Andrea Boccelli e la sua Francigena a cavallo
Sutri, Vitorchiano, Bolsena, l’Abbazia di Sant’Antimo, San Galgano, San Geminiano: attraverso questi luoghi si snoda la Francigena di Andrea Boccelli. L’ha percorsa cavallo e ne scrive (la Repubblica 6-11-2021).
Francigena: un nome, una storia. Anzi, un pezzo di storia universale. Da Canterbury a Roma, dove da secoli la tomba di S. Pietro accoglie devozioni e penitenti d’ogni epoca. E poi ancora più giù: Brindisi, dove il cuore già batte per Gerusalemme.
Oggi, ripresa da un drone, è un attimo vederla in lungo e in largo. Vederla, appunto: paesaggi suggestivi, natura, cultura. Tutto bello. E qui ti fermi. Ma a starci dentro, con il presente che, almeno per una volta, cede il passo alla Storia, è tutto un altro modo di stare al mondo. Un modo che faremmo bene a non dimenticare, pena il grigio tendente al nero che già sembra profilarsi all’orizzonte delle prossime generazioni.

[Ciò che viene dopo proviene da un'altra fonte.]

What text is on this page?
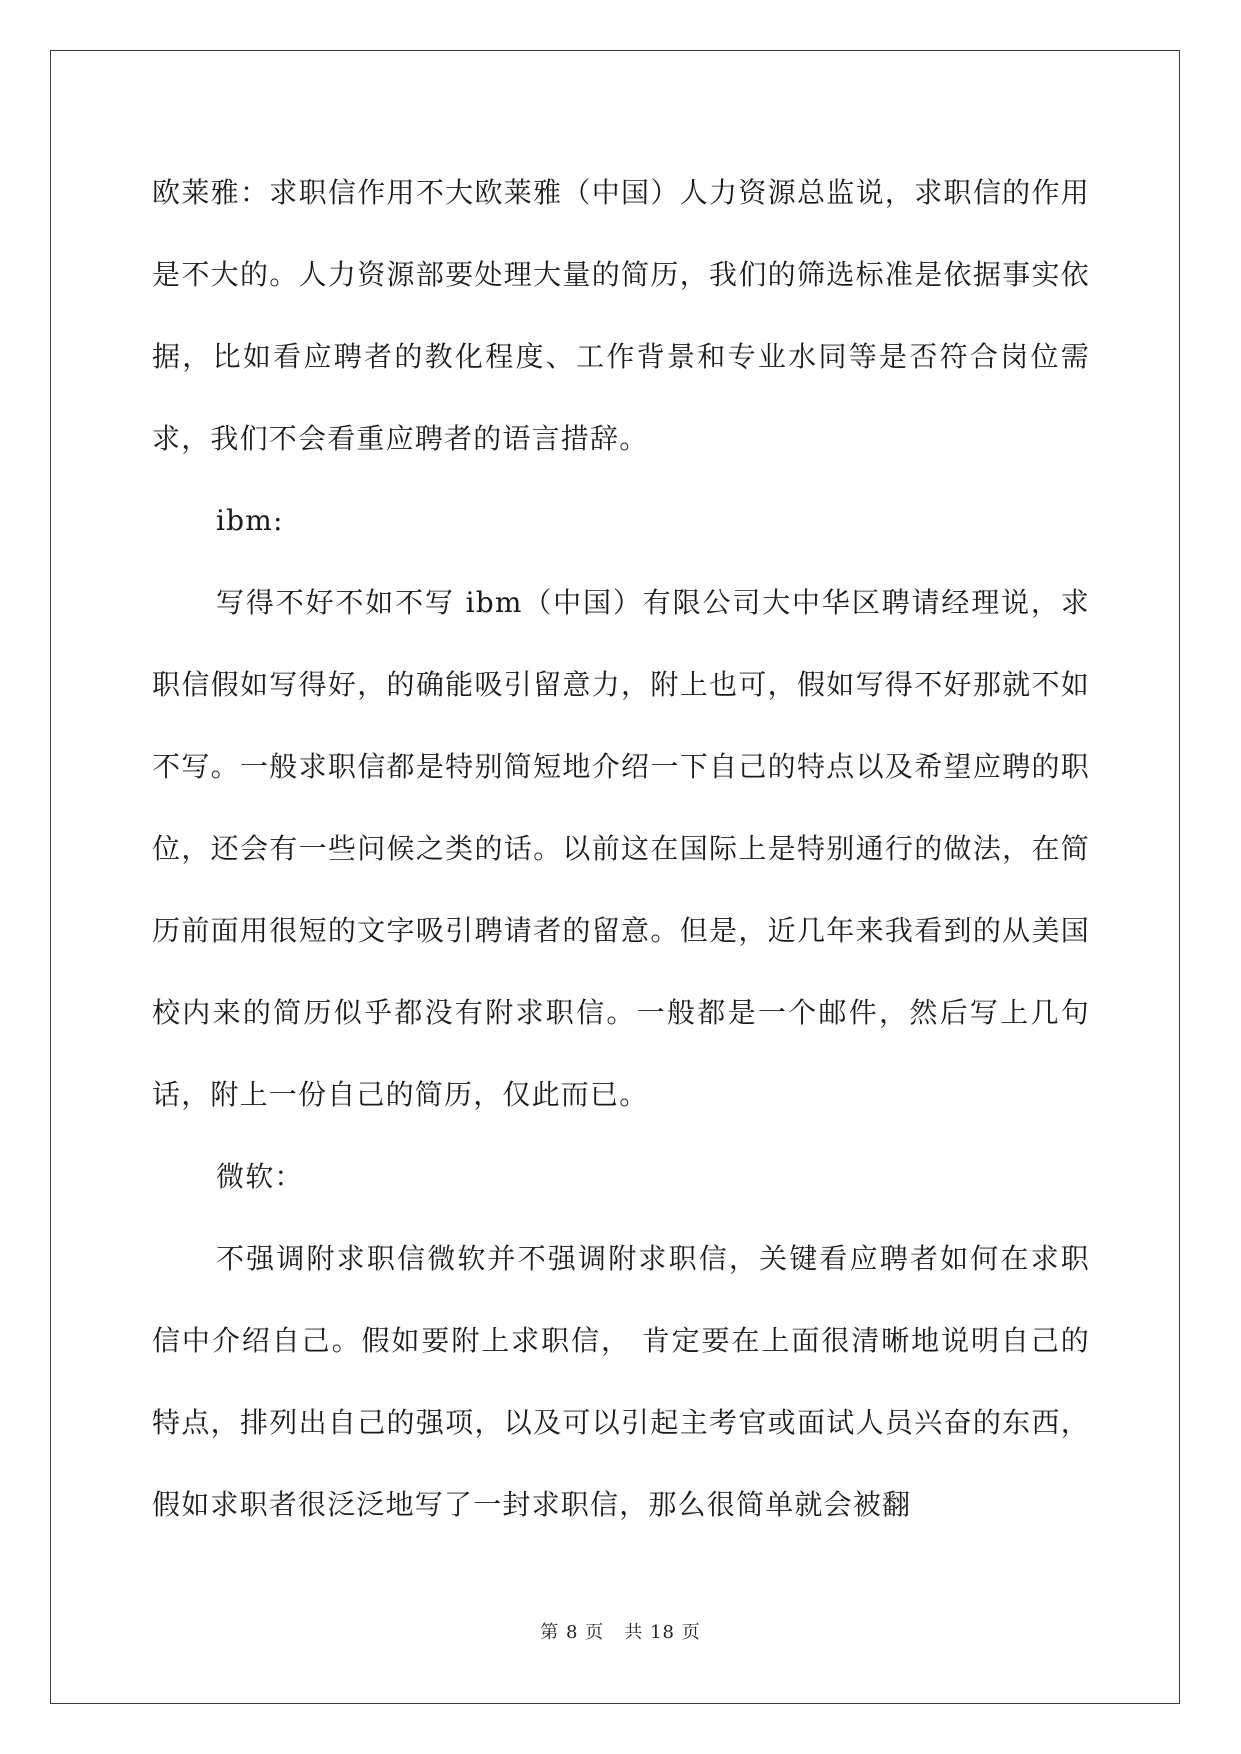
欧莱雅：求职信作用不大欧莱雅（中国）人力资源总监说，求职信的作用是不大的。人力资源部要处理大量的简历，我们的筛选标准是依据事实依据，比如看应聘者的教化程度、工作背景和专业水同等是否符合岗位需求，我们不会看重应聘者的语言措辞。

ibm:

写得不好不如不写 ibm（中国）有限公司大中华区聘请经理说，求职信假如写得好，的确能吸引留意力，附上也可，假如写得不好那就不如不写。一般求职信都是特别简短地介绍一下自己的特点以及希望应聘的职位，还会有一些问候之类的话。以前这在国际上是特别通行的做法，在简历前面用很短的文字吸引聘请者的留意。但是，近几年来我看到的从美国校内来的简历似乎都没有附求职信。一般都是一个邮件，然后写上几句话，附上一份自己的简历，仅此而已。

微软：

不强调附求职信微软并不强调附求职信，关键看应聘者如何在求职信中介绍自己。假如要附上求职信， 肯定要在上面很清晰地说明自己的特点，排列出自己的强项，以及可以引起主考官或面试人员兴奋的东西，假如求职者很泛泛地写了一封求职信，那么很简单就会被翻

第 8 页 共 18 页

Un viaggio, il suo, lungo tre settimane e qualche centinaio di chilometri. Non da solo, però: c’è anche Veronica, la moglie e, compagno di viaggio, il cavallo. Senza l’una e l’altro mai avrebbe osato neanche immaginare la possibilità di un progetto del genere. Intendiamoci: non che il cavallo e Veronica siano, manco a dirlo, la stessa cosa. E però il destriero, come lo chiama lui, è stato la condizione che ha consentito di cogliere a pieno il senso di una esperienza, altrimenti simpatica, e ordinaria, come una gita fuori porta.

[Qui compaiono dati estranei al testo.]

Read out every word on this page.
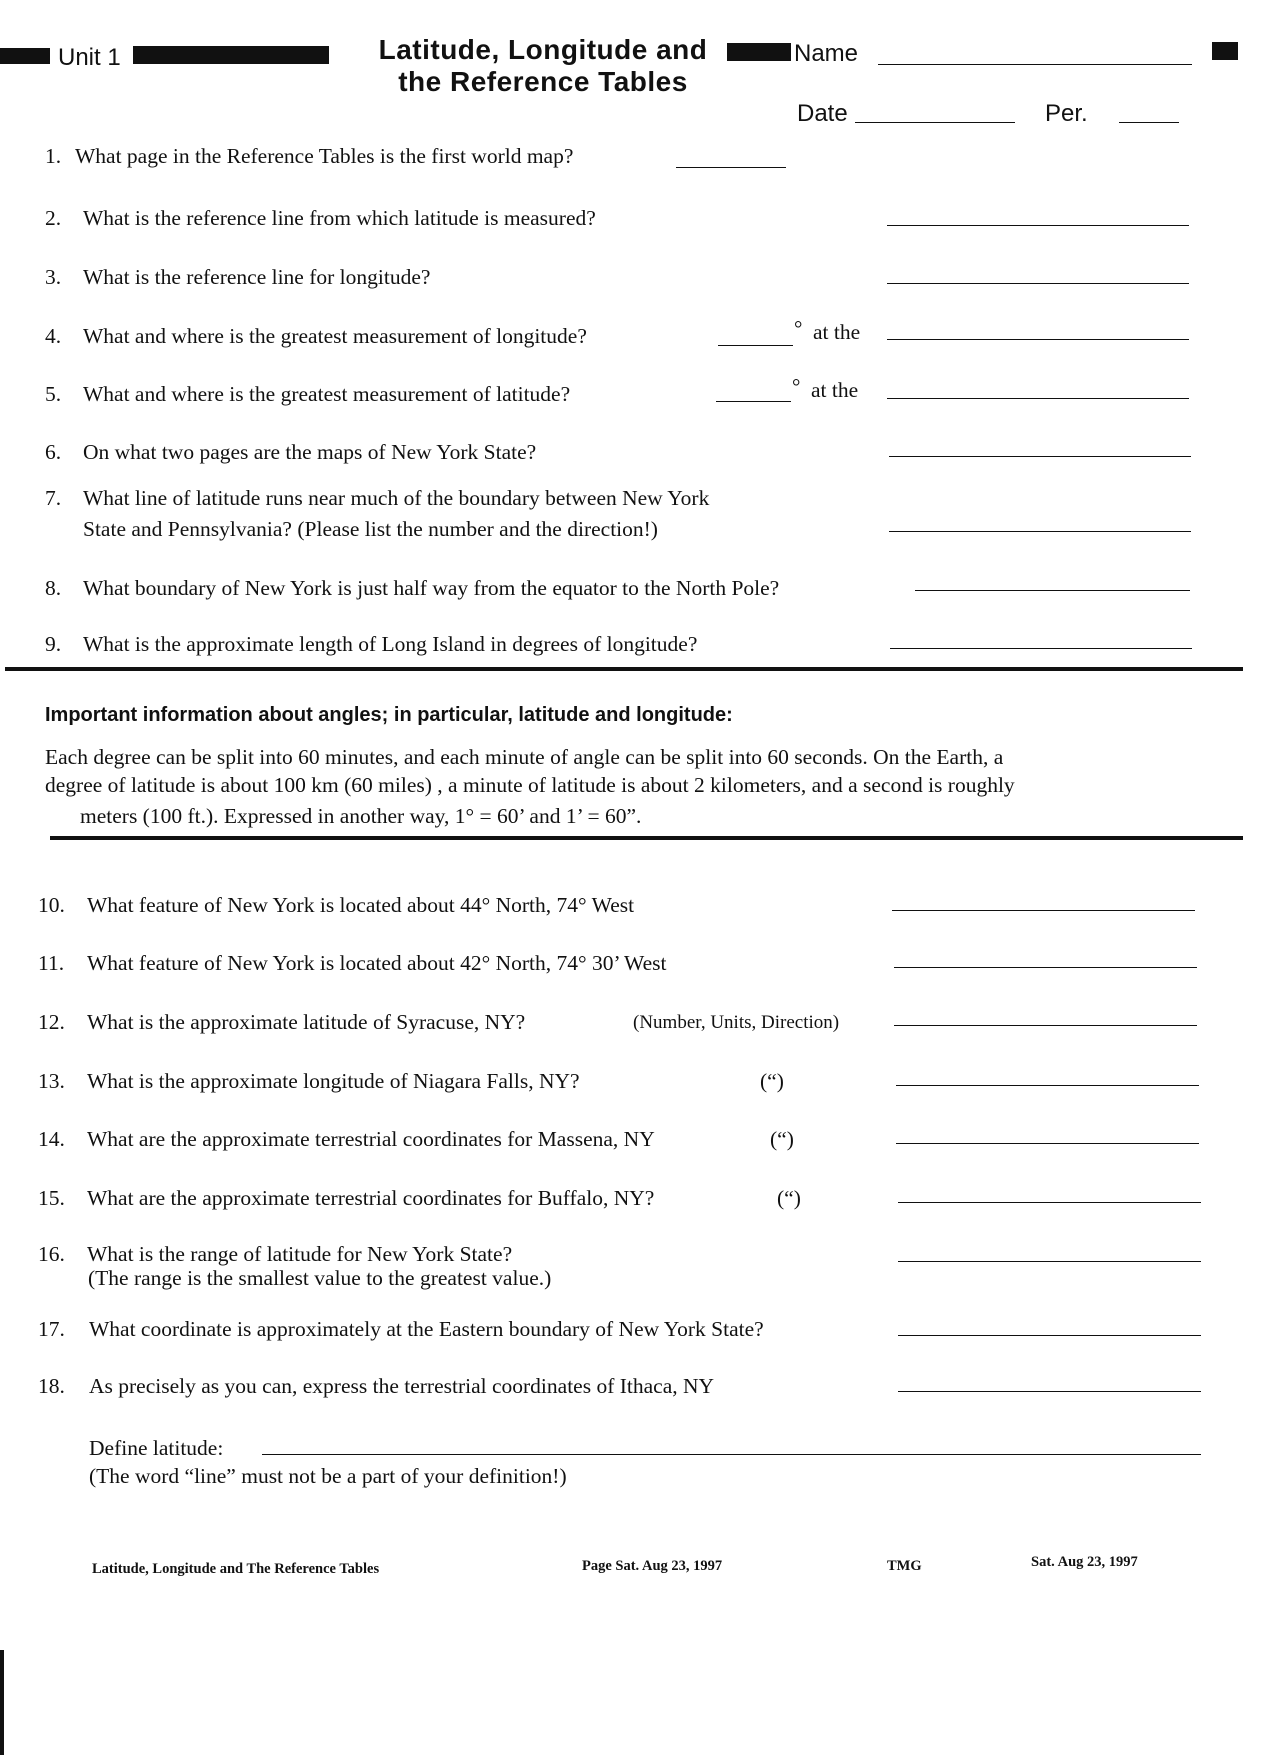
Unit 1	Latitude, Longitude and
the Reference Tables
Name
Date	Per.
1. What page in the Reference Tables is the first world map?
2. What is the reference line from which latitude is measured?
3. What is the reference line for longitude?
4. What and where is the greatest measurement of longitude?	° at the
5. What and where is the greatest measurement of latitude?	° at the
6. On what two pages are the maps of New York State?
7. What line of latitude runs near much of the boundary between New York
State and Pennsylvania? (Please list the number and the direction!)
8. What boundary of New York is just half way from the equator to the North Pole?
9. What is the approximate length of Long Island in degrees of longitude?
Important information about angles; in particular, latitude and longitude:
Each degree can be split into 60 minutes, and each minute of angle can be split into 60 seconds. On the Earth, a
degree of latitude is about 100 km (60 miles) , a minute of latitude is about 2 kilometers, and a second is roughly
meters (100 ft.). Expressed in another way, 1° = 60’ and 1’ = 60”.
10. What feature of New York is located about 44° North, 74° West
11. What feature of New York is located about 42° North, 74° 30’ West
12. What is the approximate latitude of Syracuse, NY?	(Number, Units, Direction)
13. What is the approximate longitude of Niagara Falls, NY?	(“)
14. What are the approximate terrestrial coordinates for Massena, NY	(“)
15. What are the approximate terrestrial coordinates for Buffalo, NY?	(“)
16. What is the range of latitude for New York State?
(The range is the smallest value to the greatest value.)
17. What coordinate is approximately at the Eastern boundary of New York State?
18. As precisely as you can, express the terrestrial coordinates of Ithaca, NY
Define latitude:
(The word “line” must not be a part of your definition!)
Latitude, Longitude and The Reference Tables	Page Sat. Aug 23, 1997	TMG	Sat. Aug 23, 1997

A cavallo, Boccelli sembra trovare esattamente quello che cerca: “la dimensione fisica di un viaggio spirituale” lungo sentieri attraverso i quali la Storia è passata e ripassata infinite volte, infinite volte cambiando tempi e popoli nella contraddittoria immutabilità del suo divenire. Ed è qui e il cavallo cessa di essere ‘locomozione’ per diventare ciò che è ed è sempre stato: risonanza di un sentimento dell’esistenza che amplifica l’eco di quel divenire. Chissà che non sia questa l’eternità.